1

2.5K 159 9
                                    

"Para penumpang kami yang terhormat, sesaat lagi kita akan mendarat di Bandara Udara Internasional Soekarno-Hatta. Waktu setempat....."

Aku memejamkan mata, Kepalaku rasanya mau pecah, dan keringat dingin mulai menetes di dahiku. Bukan karna fobia terbang tapi mungkin hari ini kondisi tubuhku sedang kurang sehat. Sejak tadi siang rasanya seperti aku ingin pingsan. Pasti ini gara-gara kecapekan lagi. Pekerjaanku sebagai relationship manager di BorderBank, salah satu bank swasta asing di Jakarta, mengharuskanku sering jalan-jalan mengunjungi lokasi usaha nasabah kelolaanku. Aku baru saja kembali dari OTS ke salah satu perkebunan kelapa sawit nasabahku di Pekanbaru, setelah sebelumnya ke Surabaya.

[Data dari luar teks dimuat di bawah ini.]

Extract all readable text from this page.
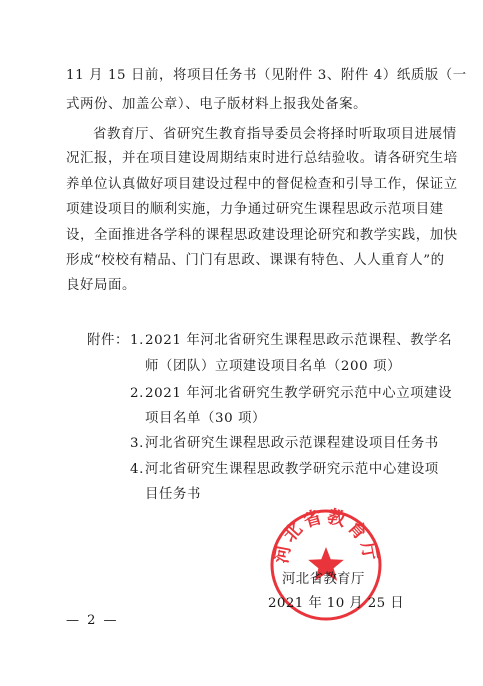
11 月 15 日前，将项目任务书（见附件 3、附件 4）纸质版（一
式两份、加盖公章）、电子版材料上报我处备案。
省教育厅、省研究生教育指导委员会将择时听取项目进展情
况汇报，并在项目建设周期结束时进行总结验收。请各研究生培
养单位认真做好项目建设过程中的督促检查和引导工作，保证立
项建设项目的顺利实施，力争通过研究生课程思政示范项目建
设，全面推进各学科的课程思政建设理论研究和教学实践，加快
形成“校校有精品、门门有思政、课课有特色、人人重育人”的
良好局面。
附件： 1. 2021 年河北省研究生课程思政示范课程、教学名
师（团队）立项建设项目名单（200 项）
2. 2021 年河北省研究生教学研究示范中心立项建设
项目名单（30 项）
3. 河北省研究生课程思政示范课程建设项目任务书
4. 河北省研究生课程思政教学研究示范中心建设项
目任务书
河北省教育厅
河北省教育厅
2021 年 10 月 25 日
— 2 —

Saat akhirnya aku berjalan menenteng koperku menuju terminal kedatangan, rasanya aku sudah mau pingsan, dan ingin merebahkan tubuhku di kasur kamarku yang empuk. Tadinya aku berencana langsung ke kantor untuk membicarakan hasil OTS ku dengan Pak Yanto Gunawan, Division Head Corporate Banking, tapi dengan sakit kepala yang seperti ini kayaknya ngga mungkin.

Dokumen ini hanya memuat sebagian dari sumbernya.